For the general public, understanding common insurance terminology may be an overwhelming journey. American Online Benefits Group wants to make navigating health insurance a less scary road to travel by sharing with you often used words and their definitions.
Accident Insurance– coverage that assists with medical and out-of-pocket expenses after an accident occurs. These expenses can include hospitalization, emergency treatment, medical exams, and over expenses incurred. The reimbursement is provided as one lump sum.
Beneficiary– the person on a life insurance policy deemed to receive benefits in the event of the policy holder’s death. The trustee can be one, two or more people with a contingent beneficiary listed should the primary beneficiary(s) be deceased.
Copayment– a fixed amount established by an insurance plan, payable by the policy holder for health care services. The amount of a co-pay can vary for different services including doctors’ visits, prescriptions, preventative services, and more.
Critical Illness Insurance– coverage paid out in one lump sum should the policy holder suffer a major medical event including heart attack, stroke, organ transplants, coronary bypass and more. Critical Illness Insurance is used to cover costs not otherwise covered by a traditional insurance plan.
Deductible– an amount of money set forth on an insurance claim the insured must pay for healthcare services before an insurance company will begin paying towards medical bills. Deductibles can be set per claim or per annual amount.
Healthcare Indemnity Plan– a “fee-for-service” plan that allows the insured to visit almost any hospital or doctor with a set portion of charges to be covered by the insurance provider. The policy holder may still be responsible for a co-pay or meeting a deductible.
Life Insurance– a lump-sum of money paid out to the beneficiary(s) upon the death of the insured person.
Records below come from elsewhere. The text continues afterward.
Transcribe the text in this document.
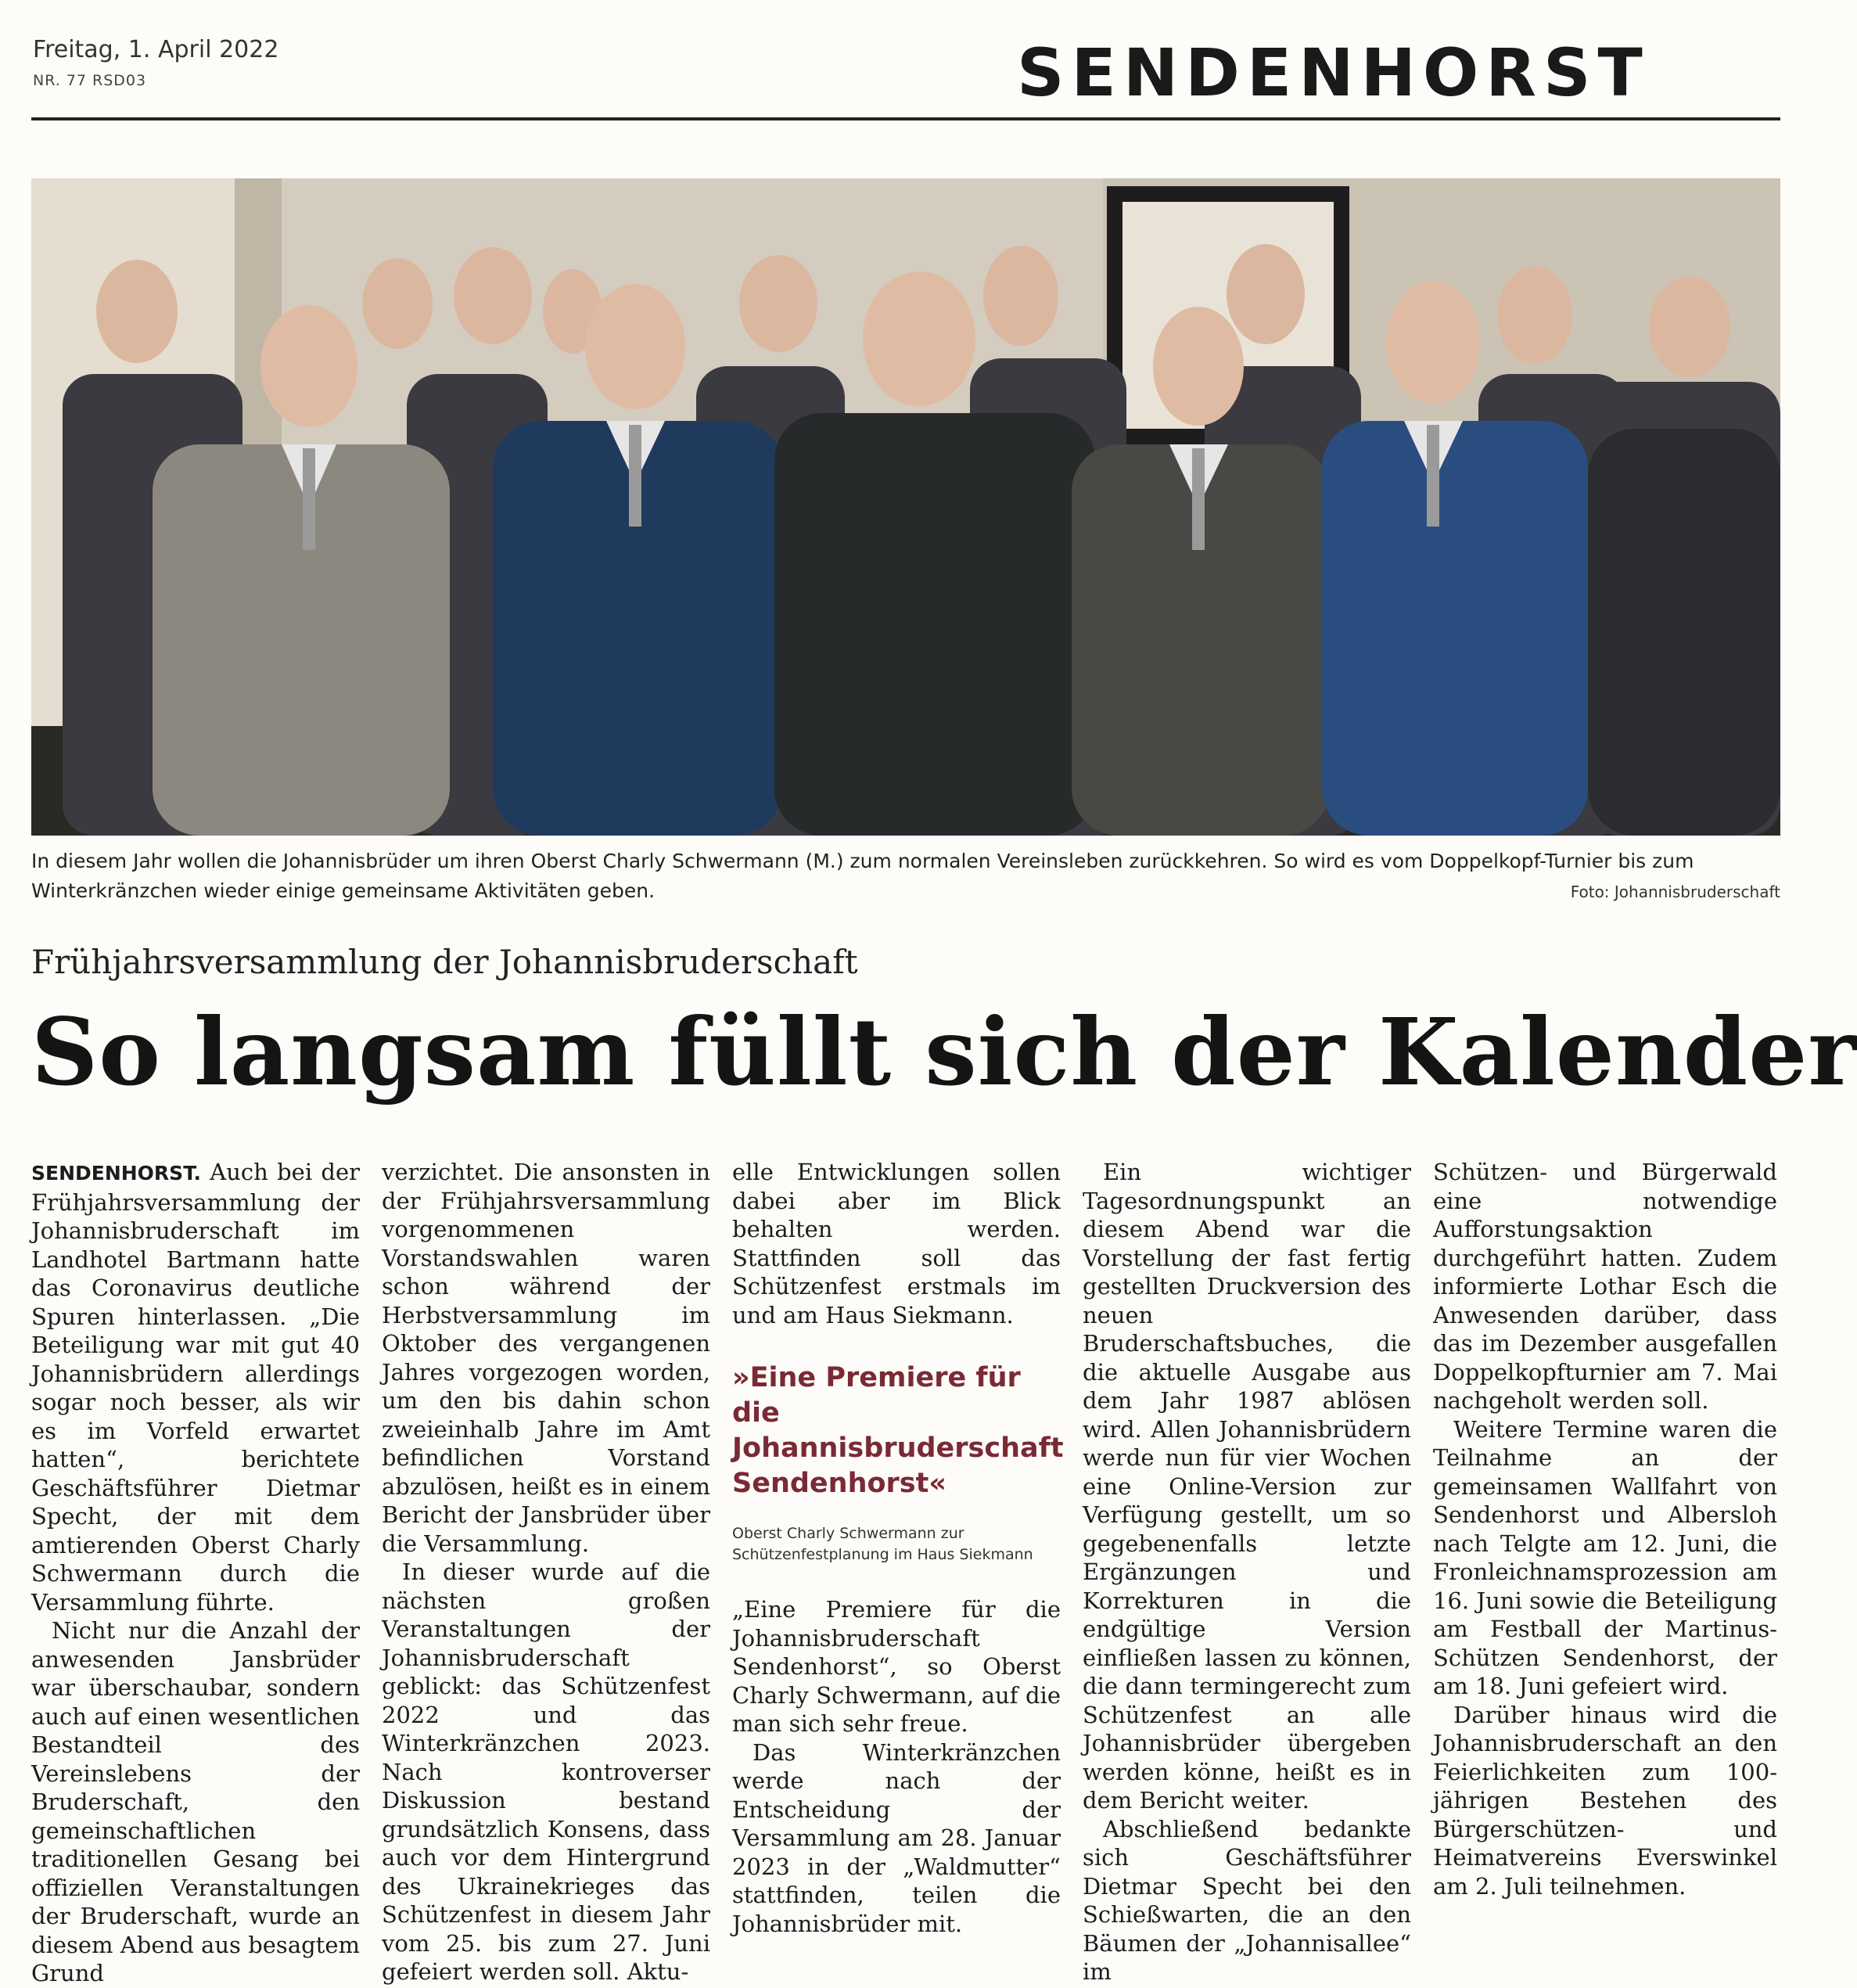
Freitag, 1. April 2022
NR. 77 RSD03	SENDENHORST
In diesem Jahr wollen die Johannisbrüder um ihren Oberst Charly Schwermann (M.) zum normalen Vereinsleben zurückkehren. So wird es vom Doppelkopf-Turnier bis zum Winterkränzchen wieder einige gemeinsame Aktivitäten geben.	Foto: Johannisbruderschaft
Frühjahrsversammlung der Johannisbruderschaft
So langsam füllt sich der Kalender

SENDENHORST. Auch bei der Frühjahrsversammlung der Johannisbruderschaft im Landhotel Bartmann hatte das Coronavirus deutliche Spuren hinterlassen. „Die Beteiligung war mit gut 40 Johannisbrüdern allerdings sogar noch besser, als wir es im Vorfeld erwartet hatten“, berichtete Geschäftsführer Dietmar Specht, der mit dem amtierenden Oberst Charly Schwermann durch die Versammlung führte.

Nicht nur die Anzahl der anwesenden Jansbrüder war überschaubar, sondern auch auf einen wesentlichen Bestandteil des Vereinslebens der Bruderschaft, den gemeinschaftlichen traditionellen Gesang bei offiziellen Veranstaltungen der Bruderschaft, wurde an diesem Abend aus besagtem Grund

verzichtet. Die ansonsten in der Frühjahrsversammlung vorgenommenen Vorstandswahlen waren schon während der Herbstversammlung im Oktober des vergangenen Jahres vorgezogen worden, um den bis dahin schon zweieinhalb Jahre im Amt befindlichen Vorstand abzulösen, heißt es in einem Bericht der Jansbrüder über die Versammlung.

In dieser wurde auf die nächsten großen Veranstaltungen der Johannisbruderschaft geblickt: das Schützenfest 2022 und das Winterkränzchen 2023. Nach kontroverser Diskussion bestand grundsätzlich Konsens, dass auch vor dem Hintergrund des Ukrainekrieges das Schützenfest in diesem Jahr vom 25. bis zum 27. Juni gefeiert werden soll. Aktu-

elle Entwicklungen sollen dabei aber im Blick behalten werden. Stattfinden soll das Schützenfest erstmals im und am Haus Siekmann.

»Eine Premiere für die Johannisbruderschaft Sendenhorst«

Oberst Charly Schwermann zur Schützenfestplanung im Haus Siekmann

„Eine Premiere für die Johannisbruderschaft Sendenhorst“, so Oberst Charly Schwermann, auf die man sich sehr freue.

Das Winterkränzchen werde nach der Entscheidung der Versammlung am 28. Januar 2023 in der „Waldmutter“ stattfinden, teilen die Johannisbrüder mit.

Ein wichtiger Tagesordnungspunkt an diesem Abend war die Vorstellung der fast fertig gestellten Druckversion des neuen Bruderschaftsbuches, die die aktuelle Ausgabe aus dem Jahr 1987 ablösen wird. Allen Johannisbrüdern werde nun für vier Wochen eine Online-Version zur Verfügung gestellt, um so gegebenenfalls letzte Ergänzungen und Korrekturen in die endgültige Version einfließen lassen zu können, die dann termingerecht zum Schützenfest an alle Johannisbrüder übergeben werden könne, heißt es in dem Bericht weiter.

Abschließend bedankte sich Geschäftsführer Dietmar Specht bei den Schießwarten, die an den Bäumen der „Johannisallee“ im

Schützen- und Bürgerwald eine notwendige Aufforstungsaktion durchgeführt hatten. Zudem informierte Lothar Esch die Anwesenden darüber, dass das im Dezember ausgefallen Doppelkopfturnier am 7. Mai nachgeholt werden soll.

Weitere Termine waren die Teilnahme an der gemeinsamen Wallfahrt von Sendenhorst und Albersloh nach Telgte am 12. Juni, die Fronleichnamsprozession am 16. Juni sowie die Beteiligung am Festball der Martinus-Schützen Sendenhorst, der am 18. Juni gefeiert wird.

Darüber hinaus wird die Johannisbruderschaft an den Feierlichkeiten zum 100-jährigen Bestehen des Bürgerschützen- und Heimatvereins Everswinkel am 2. Juli teilnehmen.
The insured makes premium payments for a policy with a designated amount for payout depending on the needs and goals of the policy owner.
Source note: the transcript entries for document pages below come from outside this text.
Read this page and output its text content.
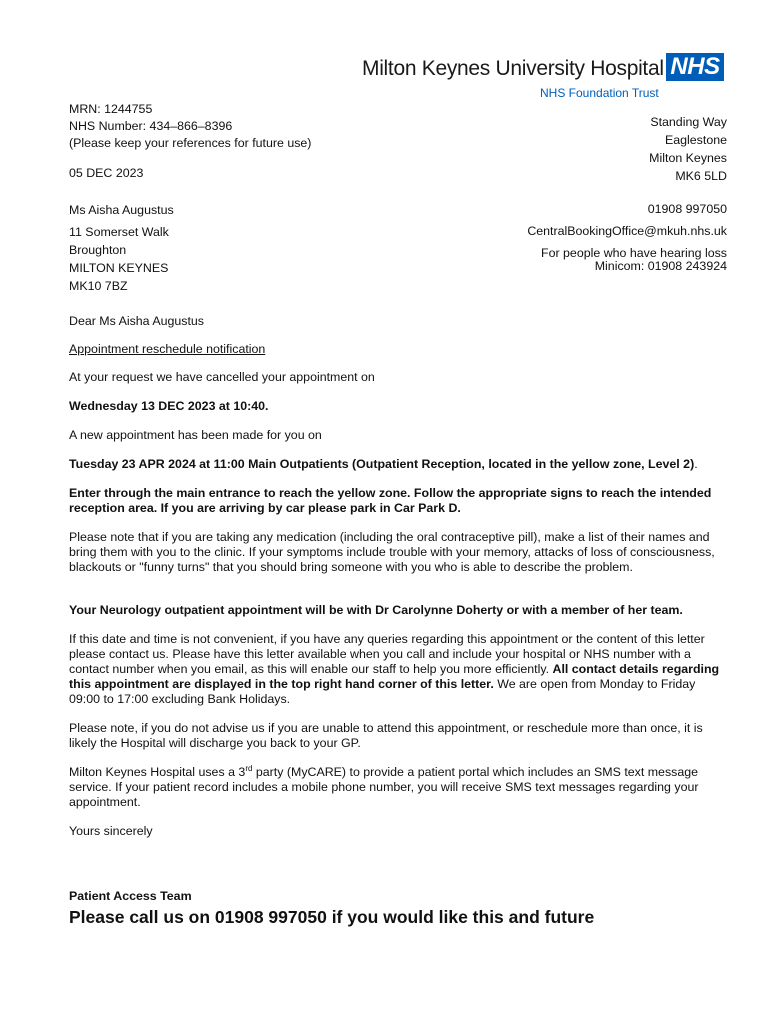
Milton Keynes University Hospital NHS
NHS Foundation Trust
MRN: 1244755
NHS Number: 434–866–8396
(Please keep your references for future use)
05 DEC 2023
Standing Way
Eaglestone
Milton Keynes
MK6 5LD
01908 997050
CentralBookingOffice@mkuh.nhs.uk
For people who have hearing loss
Minicom: 01908 243924
Ms Aisha Augustus
11 Somerset Walk
Broughton
MILTON KEYNES
MK10 7BZ

Dear Ms Aisha Augustus

Appointment reschedule notification

At your request we have cancelled your appointment on

Wednesday 13 DEC 2023 at 10:40.

A new appointment has been made for you on

Tuesday 23 APR 2024 at 11:00 Main Outpatients (Outpatient Reception, located in the yellow zone, Level 2).

Enter through the main entrance to reach the yellow zone. Follow the appropriate signs to reach the intended reception area. If you are arriving by car please park in Car Park D.

Please note that if you are taking any medication (including the oral contraceptive pill), make a list of their names and bring them with you to the clinic. If your symptoms include trouble with your memory, attacks of loss of consciousness, blackouts or "funny turns" that you should bring someone with you who is able to describe the problem.

Your Neurology outpatient appointment will be with Dr Carolynne Doherty or with a member of her team.

If this date and time is not convenient, if you have any queries regarding this appointment or the content of this letter please contact us. Please have this letter available when you call and include your hospital or NHS number with a contact number when you email, as this will enable our staff to help you more efficiently. All contact details regarding this appointment are displayed in the top right hand corner of this letter. We are open from Monday to Friday 09:00 to 17:00 excluding Bank Holidays.

Please note, if you do not advise us if you are unable to attend this appointment, or reschedule more than once, it is likely the Hospital will discharge you back to your GP.

Milton Keynes Hospital uses a 3rd party (MyCARE) to provide a patient portal which includes an SMS text message service. If your patient record includes a mobile phone number, you will receive SMS text messages regarding your appointment.

Yours sincerely

Patient Access Team

Please call us on 01908 997050 if you would like this and future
Open Enrollment Period– the time between November 1st and December 15th that individuals and employees can enroll for major medical health insurance. A special enrollment period is triggered by a life-changing, qualifying event (ex. marriage, divorce, birth of a child, and more.)
Out-of-Pocket Costs– the expenses paid by the insurer for medical services that are not otherwise covered by insurance. This includes deductibles, coinsurance, and other services, with an amount paid in before insurance will begin to cover expenses.
Pre-existing Condition– a medical illness, injury, disease, mental or medical disorder, or ailment that is present before the date of starting a new insurance policy, in which prior medical treatment has been provided.
Premium– the amount of money that an individual or business pays for an insurance policy. At times, premiums can be paid monthly, semi-annually, or the entire premium may be required to be paid in full before coverage begins.
Short Term Medical Insurance– an insurance policy providing limited, yet affordable benefits, that cover unforeseen accidents and incidents for a short period of time (typically 6 to 12 months). This type of insurance is ideal for those who are between jobs or waiting on a major medical health insurance plan to begin.
Urgent Care– medical attention needed right away, however does not require emergency care at a hospital. Urgent Care Facilities are free-standing, walk-in clinics, bridging together physicians and emergency rooms.
Vision Care– health and wellness plan providing reduced cost routine preventative eye care (eye exams) with discounted prescription eyewear or contact lenses. The insured may also receive discounts on elective vision correction surgery.